Director: An individual selected to sit on a board that transforms the goals of the stockholders into action plans.
Fiscal Year: An accounting period of 12 months.
Employee: An individual hired by a business to fulfill the common duties of the business through an employee contract.
Family Limited Partnership: A partnership authorized by state statute which has at least one general partner and one limited partner. The limited partner(s), cannot share in the management or control over partnership affairs and have no liability exposure beyond their financial interest in the partnership. The general partner(s) who have full control over partnership affairs, are fully liable for partnership debts. The family limited partnership allows you to convey wealth to your children, avoid estate taxes, and retain control of your wealth at the same time. The family limited partnership also helps to protect your family assets from potential creditors by making it difficult for creditors of partners to reach the underlying partnership interest.

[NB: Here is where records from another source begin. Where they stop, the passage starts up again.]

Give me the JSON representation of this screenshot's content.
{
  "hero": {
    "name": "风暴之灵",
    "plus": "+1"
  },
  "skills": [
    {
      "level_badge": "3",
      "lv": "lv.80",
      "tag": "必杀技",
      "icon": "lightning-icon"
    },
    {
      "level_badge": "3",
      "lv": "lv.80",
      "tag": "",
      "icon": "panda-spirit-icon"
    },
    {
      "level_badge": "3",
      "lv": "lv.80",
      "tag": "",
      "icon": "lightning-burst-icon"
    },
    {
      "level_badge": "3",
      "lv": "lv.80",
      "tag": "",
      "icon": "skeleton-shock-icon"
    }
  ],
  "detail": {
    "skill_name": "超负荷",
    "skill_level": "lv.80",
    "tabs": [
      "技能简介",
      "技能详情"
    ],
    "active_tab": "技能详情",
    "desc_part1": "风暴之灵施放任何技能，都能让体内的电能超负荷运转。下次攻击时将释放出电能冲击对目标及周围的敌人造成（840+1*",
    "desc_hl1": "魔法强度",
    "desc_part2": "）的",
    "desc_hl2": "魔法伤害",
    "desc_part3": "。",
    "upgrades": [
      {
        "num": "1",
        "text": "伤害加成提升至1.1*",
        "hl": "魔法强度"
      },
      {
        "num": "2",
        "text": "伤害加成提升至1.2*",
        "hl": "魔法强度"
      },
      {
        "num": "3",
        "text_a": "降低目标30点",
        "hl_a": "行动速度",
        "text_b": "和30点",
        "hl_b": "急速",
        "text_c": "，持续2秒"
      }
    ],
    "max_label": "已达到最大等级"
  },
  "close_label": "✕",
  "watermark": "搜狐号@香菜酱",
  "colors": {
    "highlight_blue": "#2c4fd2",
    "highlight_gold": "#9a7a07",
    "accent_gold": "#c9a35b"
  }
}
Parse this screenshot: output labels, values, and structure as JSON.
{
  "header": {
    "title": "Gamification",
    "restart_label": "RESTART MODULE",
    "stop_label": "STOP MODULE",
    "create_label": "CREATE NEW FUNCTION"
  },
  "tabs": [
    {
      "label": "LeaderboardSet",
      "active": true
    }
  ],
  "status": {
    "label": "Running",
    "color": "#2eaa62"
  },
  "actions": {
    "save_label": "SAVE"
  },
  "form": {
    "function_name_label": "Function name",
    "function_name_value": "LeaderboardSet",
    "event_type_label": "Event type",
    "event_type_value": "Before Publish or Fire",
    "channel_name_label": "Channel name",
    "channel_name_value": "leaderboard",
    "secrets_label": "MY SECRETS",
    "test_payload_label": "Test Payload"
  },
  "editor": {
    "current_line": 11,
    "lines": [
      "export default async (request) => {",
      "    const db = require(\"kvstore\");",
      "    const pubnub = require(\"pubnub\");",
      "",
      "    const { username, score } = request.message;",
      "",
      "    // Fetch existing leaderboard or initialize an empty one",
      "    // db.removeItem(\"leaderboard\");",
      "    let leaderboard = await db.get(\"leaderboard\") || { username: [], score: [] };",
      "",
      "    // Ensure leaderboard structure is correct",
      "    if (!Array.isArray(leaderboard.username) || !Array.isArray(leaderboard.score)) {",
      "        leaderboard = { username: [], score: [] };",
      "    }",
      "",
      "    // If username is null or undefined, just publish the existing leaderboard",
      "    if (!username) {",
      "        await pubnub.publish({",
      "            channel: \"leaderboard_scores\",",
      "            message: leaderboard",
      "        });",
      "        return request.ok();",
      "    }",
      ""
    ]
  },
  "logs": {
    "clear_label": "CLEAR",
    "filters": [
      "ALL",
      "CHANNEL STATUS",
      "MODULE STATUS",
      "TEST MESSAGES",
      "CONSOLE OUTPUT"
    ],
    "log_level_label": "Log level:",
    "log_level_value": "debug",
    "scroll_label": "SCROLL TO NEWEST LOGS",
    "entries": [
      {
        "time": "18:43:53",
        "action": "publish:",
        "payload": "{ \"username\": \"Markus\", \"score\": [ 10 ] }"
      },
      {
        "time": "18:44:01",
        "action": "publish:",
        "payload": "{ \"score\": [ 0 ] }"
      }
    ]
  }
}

General Partnership: All partners in a general partnership are general partners who have equal rights of management. Each partner can be individually liable wholly or partially for partnership debts.
Living Trust: A trust that becomes effective immediately while the grantor is still alive, avoids probate costs and delays when the grantor dies. Property held by one person for the benefit of another person. Sometimes this is called an inter vivos trust.
Joint and Several Liability: Two or more persons in a joint venture such as a general partnership where each person can be wholly or partially liable for any debt or other liabilities incurred by the venture.
Joint Tenancy: Property, real or personal, that is owned by two or more persons which gives final ownership to the person who out lives the other joint tenants. This is commonly known as the right of survivorship.
Irrevocable Trust: A trust that cannot be changed or revoked by the grantor.
Limited Liability Company: A business entity authorized by state statute which provides limited liability to all of the owners with same tax advantages of a partnership.